NationsBank Corp. agreed to pay $6.75-million in fines to settle regulators' charges that its securities brokers duped mainly elderly customers when marketing volatile investments.
Charlotte, N.C.-based NationsBank, which controls nearly a third of all deposits in Florida, admitted no wrongdoing in the settlement. But three of its employees, including a senior vice president who oversaw national sales of mutual funds at the time, were all fined, suspended and censured.
The settlement ends a four-year investigation involving the Securities and Exchange Commission, the Office of the Comptroller of the Currency and the National Association of Securities Dealers. In December 1995, the bank paid $30-million to settle a related, class-action lawsuit by consumers who said they were duped into buying the securities they were told were federally insured.
The fines included a $4-million penalty to settle SEC allegations, a $2-million fine by NASD and a $750,000 fine by the OCC. Though a spokesman for NASD described the fines as "very significant," the payout is relatively minor for an operation like NationsBank, which made more than $3-billion last year.
The charges stem from a period between mid-1993 and early 1994 and involve NationsSecurities, the brokerage arm of the bank. At the time, NationsSecurities was a joint venture of NationsBank and Dean Witter Financial Services Group. At issue were two government bond funds containing risky derivatives that the securities unit was selling at the bank and, according to investigators, under the guise of being part of the bank.

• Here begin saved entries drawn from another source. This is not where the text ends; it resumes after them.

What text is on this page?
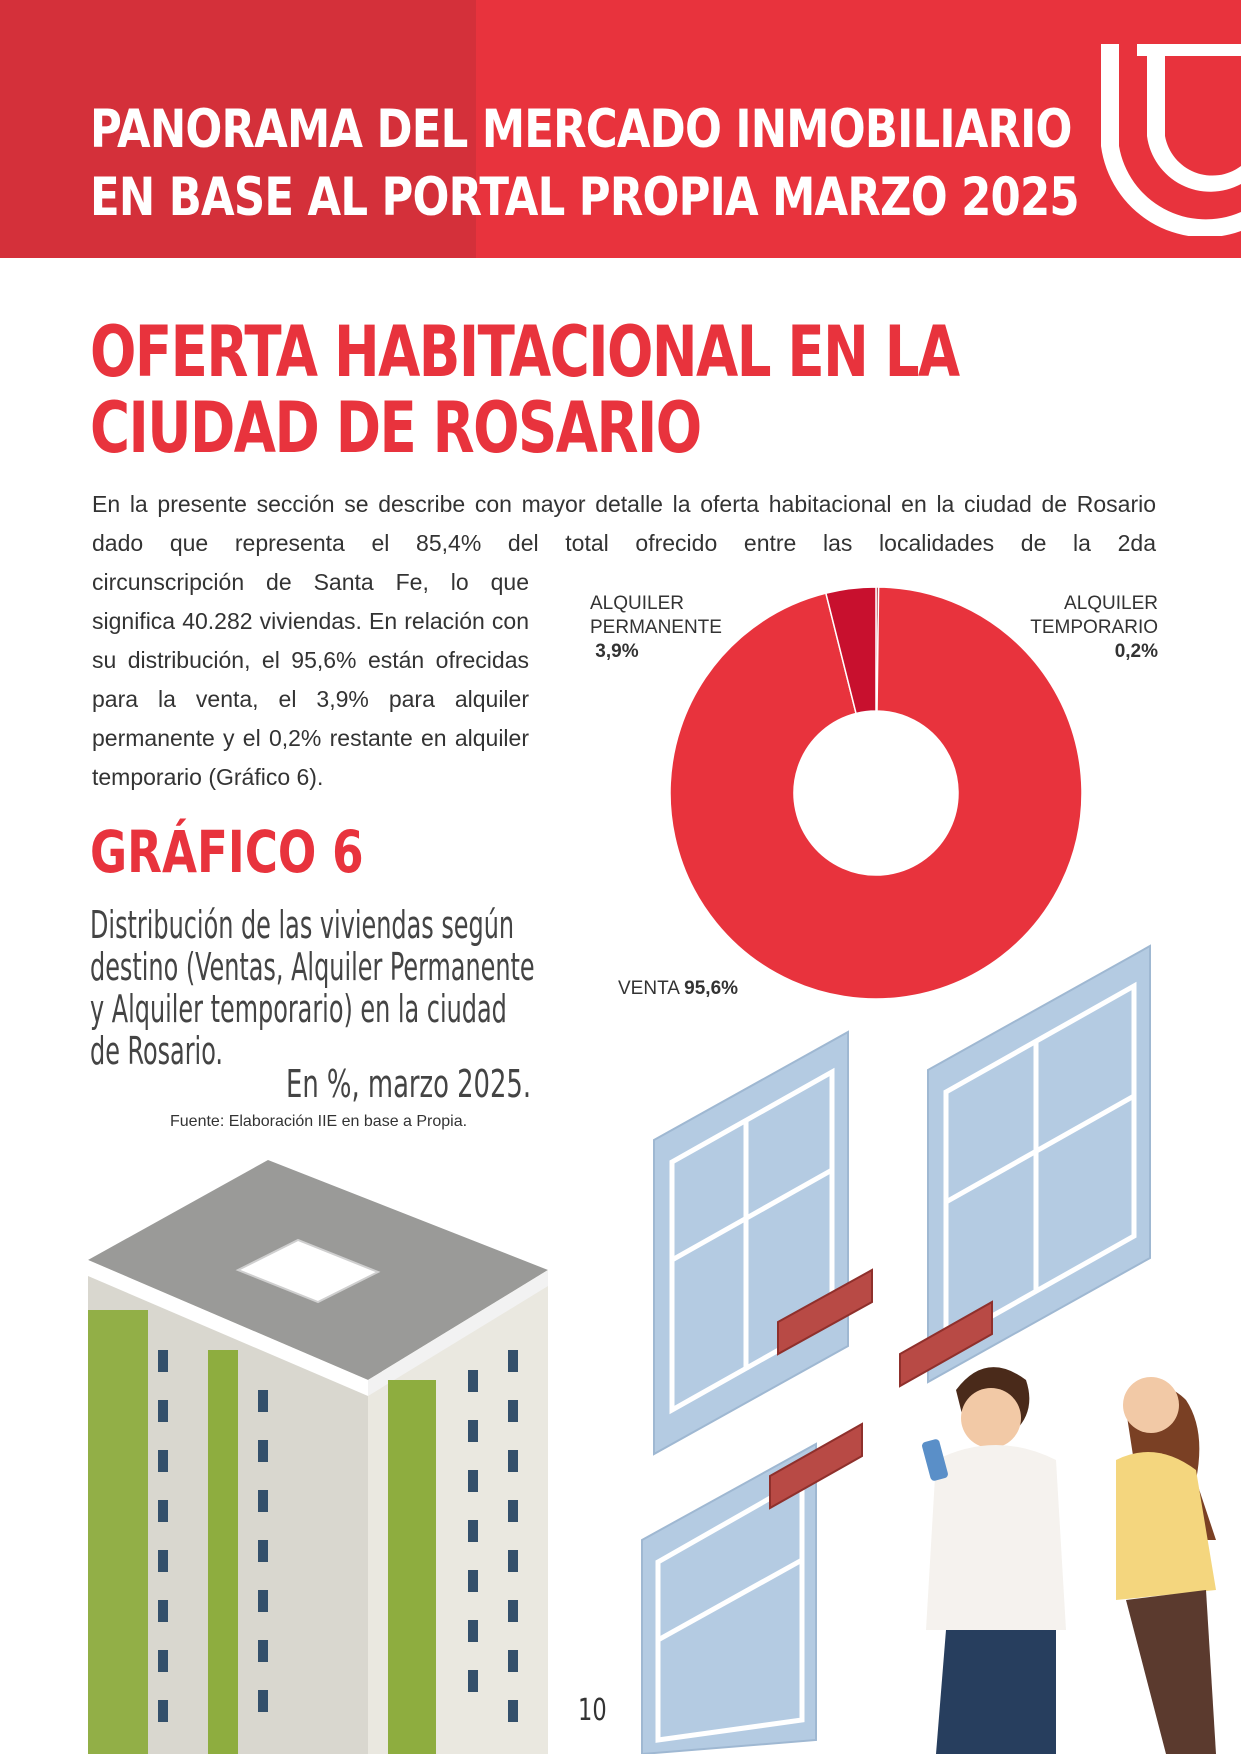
PANORAMA DEL MERCADO INMOBILIARIO
EN BASE AL PORTAL PROPIA MARZO 2025
OFERTA HABITACIONAL EN LA
CIUDAD DE ROSARIO

En la presente sección se describe con mayor detalle la oferta habitacional en la ciudad de Rosario dado que representa el 85,4% del total ofrecido entre las localidades de la 2da

circunscripción de Santa Fe, lo que significa 40.282 viviendas. En relación con su distribución, el 95,6% están ofrecidas para la venta, el 3,9% para alquiler permanente y el 0,2% restante en alquiler temporario (Gráfico 6).

GRÁFICO 6
Distribución de las viviendas según
destino (Ventas, Alquiler Permanente
y Alquiler temporario) en la ciudad
de Rosario.
En %, marzo 2025.
Fuente: Elaboración IIE en base a Propia.
ALQUILER
PERMANENTE
3,9%
ALQUILER
TEMPORARIO
0,2%
VENTA 95,6%
10
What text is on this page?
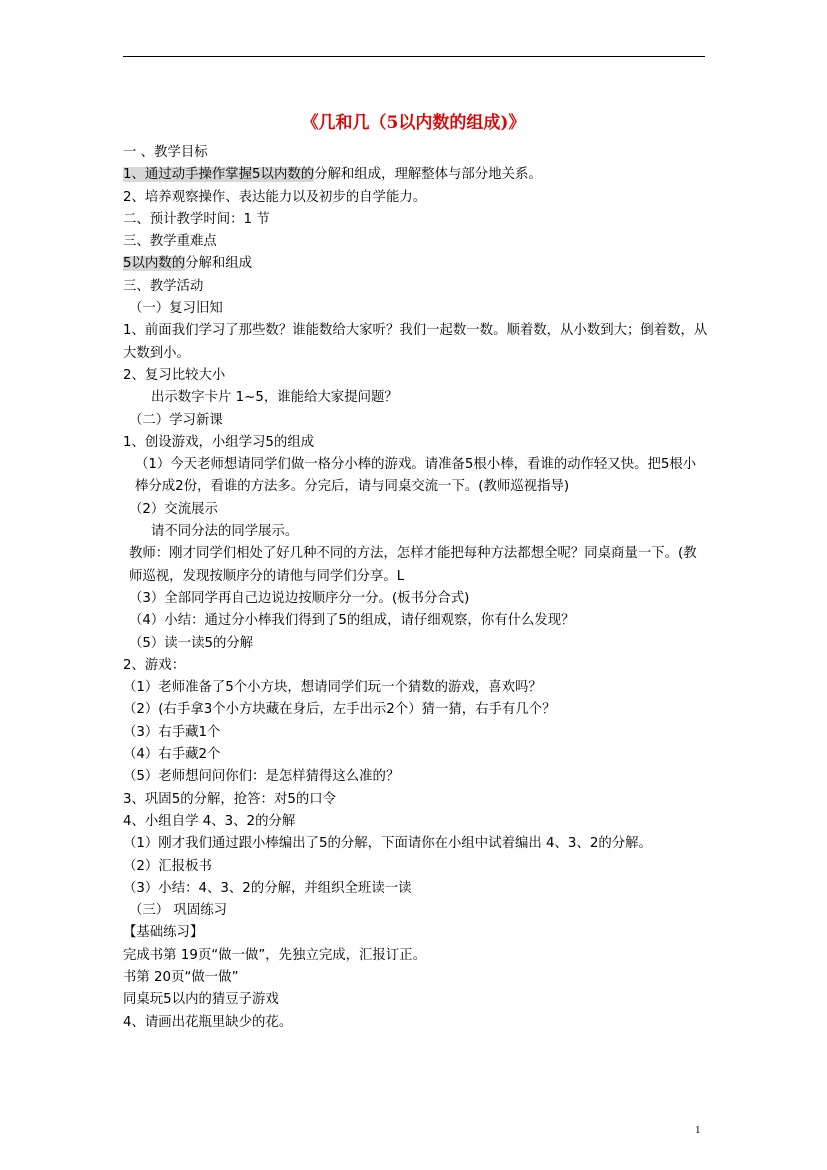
《几和几（5以内数的组成)》
一 、教学目标
1、通过动手操作掌握5以内数的分解和组成，理解整体与部分地关系。
2、培养观察操作、表达能力以及初步的自学能力。
二、预计教学时间：1 节
三、教学重难点
5以内数的分解和组成
三、教学活动
（一）复习旧知
1、前面我们学习了那些数？谁能数给大家听？我们一起数一数。顺着数，从小数到大；倒着数，从大数到小。
2、复习比较大小
出示数字卡片 1~5，谁能给大家提问题？
（二）学习新课
1、创设游戏，小组学习5的组成
（1）今天老师想请同学们做一格分小棒的游戏。请准备5根小棒，看谁的动作轻又快。把5根小棒分成2份，看谁的方法多。分完后，请与同桌交流一下。(教师巡视指导)
（2）交流展示
请不同分法的同学展示。
教师：刚才同学们相处了好几种不同的方法，怎样才能把每种方法都想全呢？同桌商量一下。(教师巡视，发现按顺序分的请他与同学们分享。L
（3）全部同学再自己边说边按顺序分一分。(板书分合式)
（4）小结：通过分小棒我们得到了5的组成，请仔细观察，你有什么发现？
（5）读一读5的分解
2、游戏：
（1）老师准备了5个小方块，想请同学们玩一个猜数的游戏，喜欢吗？
（2）(右手拿3个小方块藏在身后，左手出示2个）猜一猜，右手有几个？
（3）右手藏1个
（4）右手藏2个
（5）老师想问问你们：是怎样猜得这么准的？
3、巩固5的分解，抢答：对5的口令
4、小组自学 4、3、2的分解
（1）刚才我们通过跟小棒编出了5的分解，下面请你在小组中试着编出 4、3、2的分解。
（2）汇报板书
（3）小结：4、3、2的分解，并组织全班读一读
（三） 巩固练习
【基础练习】
完成书第 19页“做一做”，先独立完成，汇报订正。
书第 20页“做一做”
同桌玩5以内的猜豆子游戏
4、请画出花瓶里缺少的花。
1
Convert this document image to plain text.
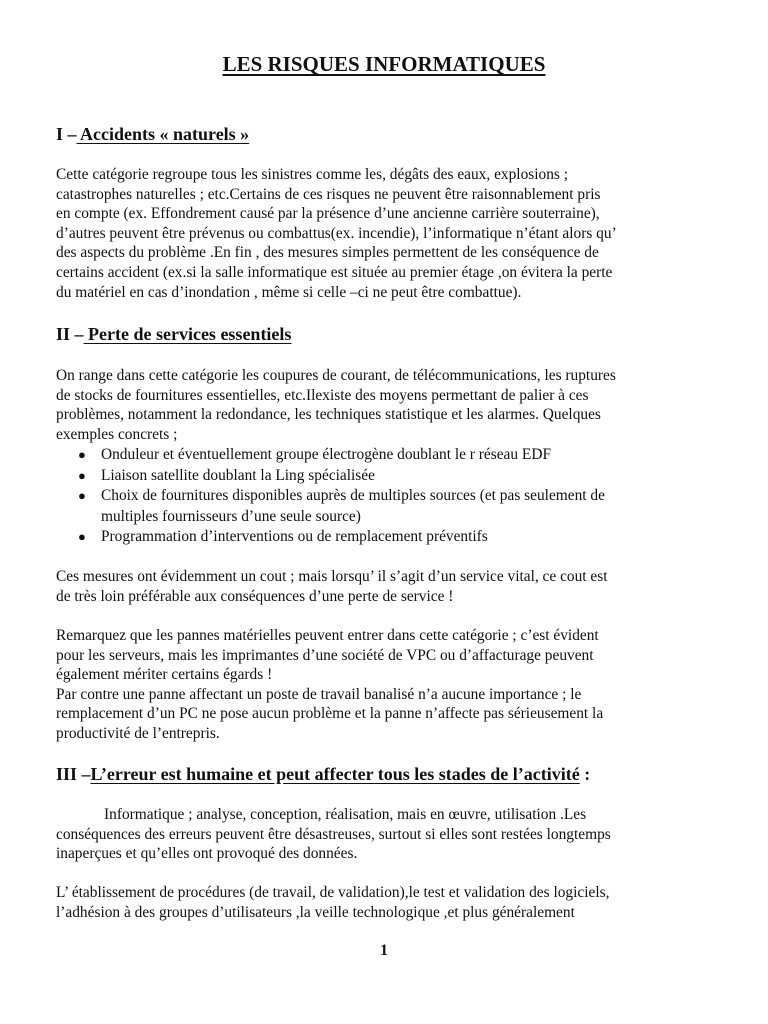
LES RISQUES INFORMATIQUES
I – Accidents « naturels »

Cette catégorie regroupe tous les sinistres comme les, dégâts des eaux, explosions ;
catastrophes naturelles ; etc.Certains de ces risques ne peuvent être raisonnablement pris
en compte (ex. Effondrement causé par la présence d’une ancienne carrière souterraine),
d’autres peuvent être prévenus ou combattus(ex. incendie), l’informatique n’étant alors qu’
des aspects du problème .En fin , des mesures simples permettent de les conséquence de
certains accident (ex.si la salle informatique est située au premier étage ,on évitera la perte
du matériel en cas d’inondation , même si celle –ci ne peut être combattue).

II – Perte de services essentiels

On range dans cette catégorie les coupures de courant, de télécommunications, les ruptures
de stocks de fournitures essentielles, etc.Ilexiste des moyens permettant de palier à ces
problèmes, notamment la redondance, les techniques statistique et les alarmes. Quelques
exemples concrets ;

● Onduleur et éventuellement groupe électrogène doublant le r réseau EDF
● Liaison satellite doublant la Ling spécialisée
● Choix de fournitures disponibles auprès de multiples sources (et pas seulement de
multiples fournisseurs d’une seule source)
● Programmation d’interventions ou de remplacement préventifs

Ces mesures ont évidemment un cout ; mais lorsqu’ il s’agit d’un service vital, ce cout est
de très loin préférable aux conséquences d’une perte de service !

Remarquez que les pannes matérielles peuvent entrer dans cette catégorie ; c’est évident
pour les serveurs, mais les imprimantes d’une société de VPC ou d’affacturage peuvent
également mériter certains égards !
Par contre une panne affectant un poste de travail banalisé n’a aucune importance ; le
remplacement d’un PC ne pose aucun problème et la panne n’affecte pas sérieusement la
productivité de l’entrepris.

III –L’erreur est humaine et peut affecter tous les stades de l’activité :

Informatique ; analyse, conception, réalisation, mais en œuvre, utilisation .Les
conséquences des erreurs peuvent être désastreuses, surtout si elles sont restées longtemps
inaperçues et qu’elles ont provoqué des données.

L’ établissement de procédures (de travail, de validation),le test et validation des logiciels,
l’adhésion à des groupes d’utilisateurs ,la veille technologique ,et plus généralement

1
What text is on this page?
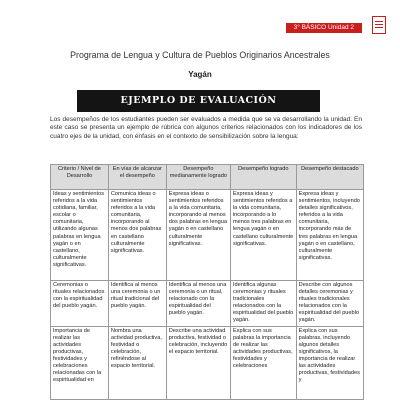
3° BÁSICO Unidad 2

Programa de Lengua y Cultura de Pueblos Originarios Ancestrales

Yagán

EJEMPLO DE EVALUACIÓN

Los desempeños de los estudiantes pueden ser evaluados a medida que se va desarrollando la unidad. En este caso se presenta un ejemplo de rúbrica con algunos criterios relacionados con los indicadores de los cuatro ejes de la unidad, con énfasis en el contexto de sensibilización sobre la lengua:

Criterio / Nivel de Desarrollo	En vías de alcanzar el desempeño	Desempeño medianamente logrado	Desempeño logrado	Desempeño destacado
Ideas y sentimientos referidos a la vida cotidiana, familiar, escolar o comunitaria, utilizando algunas palabras en lengua yagán o en castellano, culturalmente significativas.	Comunica ideas o sentimientos referidos a la vida comunitaria, incorporando al menos dos palabras en castellano culturalmente significativas.	Expresa ideas o sentimientos referidos a la vida comunitaria, incorporando al menos dos palabras en lengua yagán o en castellano culturalmente significativas.	Expresa ideas y sentimientos referidos a la vida comunitaria, incorporando a lo menos tres palabras en lengua yagán o en castellano culturalmente significativas.	Expresa ideas y sentimientos, incluyendo detalles significativos, referidos a la vida comunitaria, incorporando más de tres palabras en lengua yagán o en castellano, culturalmente significativas.
Ceremonias o rituales relacionados con la espiritualidad del pueblo yagán.	Identifica al menos una ceremonia o un ritual tradicional del pueblo yagán.	Identifica al menos una ceremonia o un ritual, relacionado con la espiritualidad del pueblo yagán.	Identifica algunas ceremonias y rituales tradicionales relacionados con la espiritualidad del pueblo yagán.	Describe con algunos detalles ceremonias y rituales tradicionales relacionados con la espiritualidad del pueblo yagán.
Importancia de realizar las actividades productivas, festividades y celebraciones relacionadas con la espiritualidad en	Nombra una actividad productiva, festividad o celebración, refiriéndose al espacio territorial.	Describe una actividad productiva, festividad o celebración, incluyendo el espacio territorial.	Explica con sus palabras la importancia de realizar las actividades productivas, festividades y celebraciones	Explica con sus palabras, incluyendo algunos detalles significativos, la importancia de realizar las actividades productivas, festividades y
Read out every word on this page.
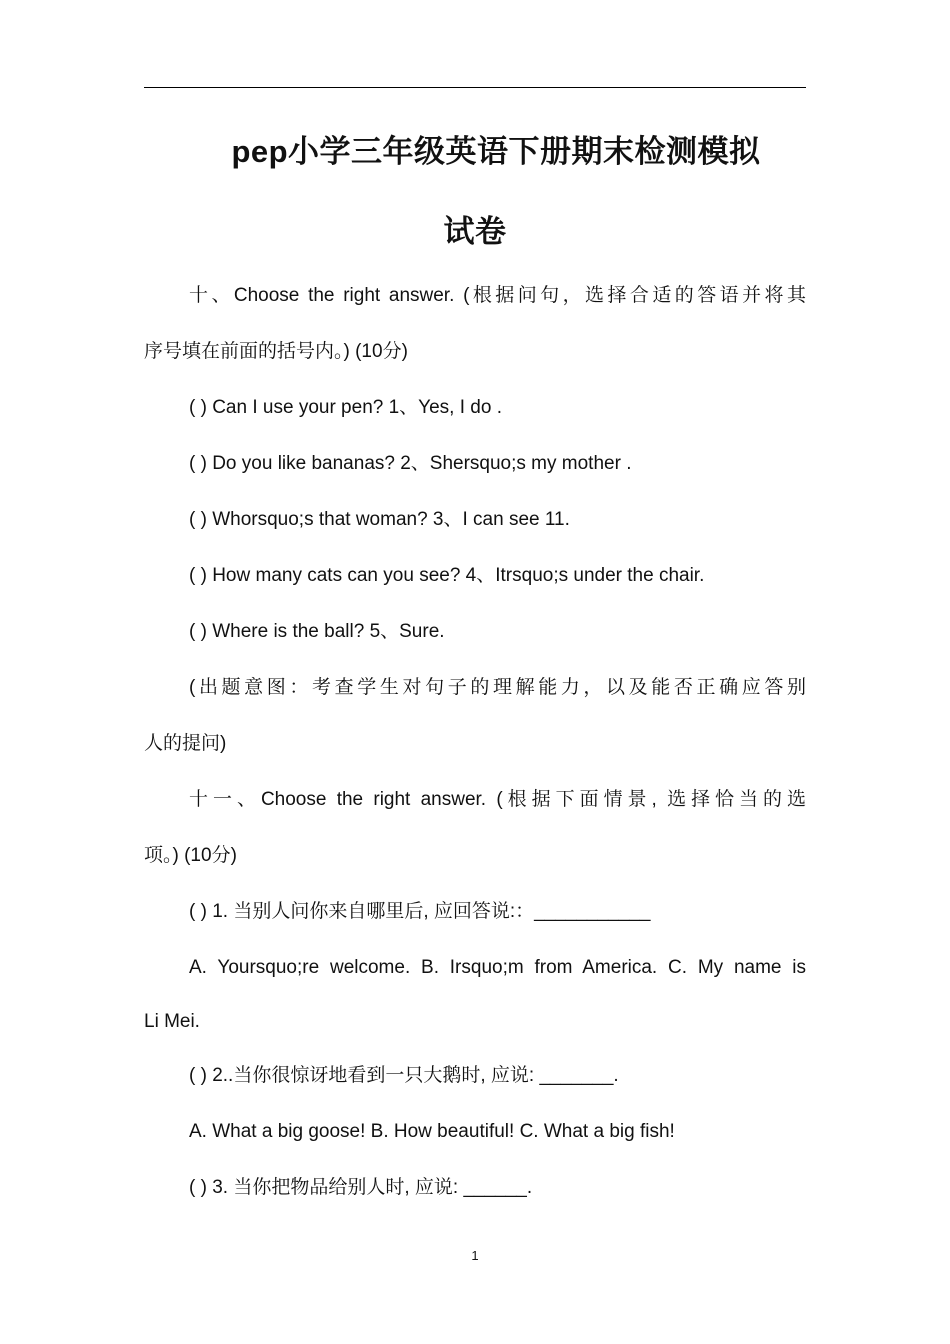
pep小学三年级英语下册期末检测模拟
试卷
十、Choose the right answer. (根据问句，选择合适的答语并将其
序号填在前面的括号内。) (10分)
( ) Can I use your pen? 1、Yes, I do .
( ) Do you like bananas? 2、Shersquo;s my mother .
( ) Whorsquo;s that woman? 3、I can see 11.
( ) How many cats can you see? 4、Itrsquo;s under the chair.
( ) Where is the ball? 5、Sure.
(出题意图：考查学生对句子的理解能力，以及能否正确应答别
人的提问)
十一、Choose the right answer. (根据下面情景, 选择恰当的选
项。) (10分)
( ) 1. 当别人问你来自哪里后, 应回答说:：___________
A. Yoursquo;re welcome. B. Irsquo;m from America. C. My name is
Li Mei.
( ) 2..当你很惊讶地看到一只大鹅时, 应说: _______.
A. What a big goose! B. How beautiful! C. What a big fish!
( ) 3. 当你把物品给别人时, 应说: ______.
1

SEC commissioner Arthur Levitt said NationsSecurities "blurred the difference between the bank and the broker dealer." In so doing, he said, the company confused the differences between some uninsured, higher-risk funds and bank products insured by the Federal Deposit Insurance Corp. that are sold by bank employees.
According to regulators, the bank encouraged brokers to "blend in" with the bank and told them they would be foolish to point out that they weren't part of the bank. They were advised to use the term "receipt" instead of "confirmation," and "account" instead of "closed-end fund" and avoid the terms "commission" and "broker," investigators said.
More than 11,000 customers nationwide invested more than $300-million in the two closed-end funds in question, giving NationsSecurities more than $11-million in earnings. More than 65 percent of the investors were older than 60.
One of the three employees sanctioned by regulators, a Houston branch office manager, has since left the company. The other two, who now work in other departments of the bank, are Daniel Wroble, then-national sales manager for mutual funds, and Charles King, NationsSecurities executive vice president of sales and deputy chief operating officer at the time.
Wroble was fined $100,000, censured, suspended for six months in all capacities and suspended another six months as a principal. King was fined $50,000, censured and suspended for three months in all capacities. The Houston manager, Jamie Atkinson, was fined $35,000, censured, suspended one month in all capacities and an additional three months as a principal.
NationsBank said it agreed to the settlements to put an old issue behind it.
The bank noted it has significantly strengthened its policies since 1994, stressing that its sales force practices "needs-based selling" and properly discloses the nature of securities both verbally and in writing.
Among other changes, NationsSecurities has beefed up supervision of its sales force, created a customer relations department to answer questions, strengthened its compliance department and revised its manuals and handbooks because of the "unique legal and compliance concerns" of a broker dealer affiliated with a bank.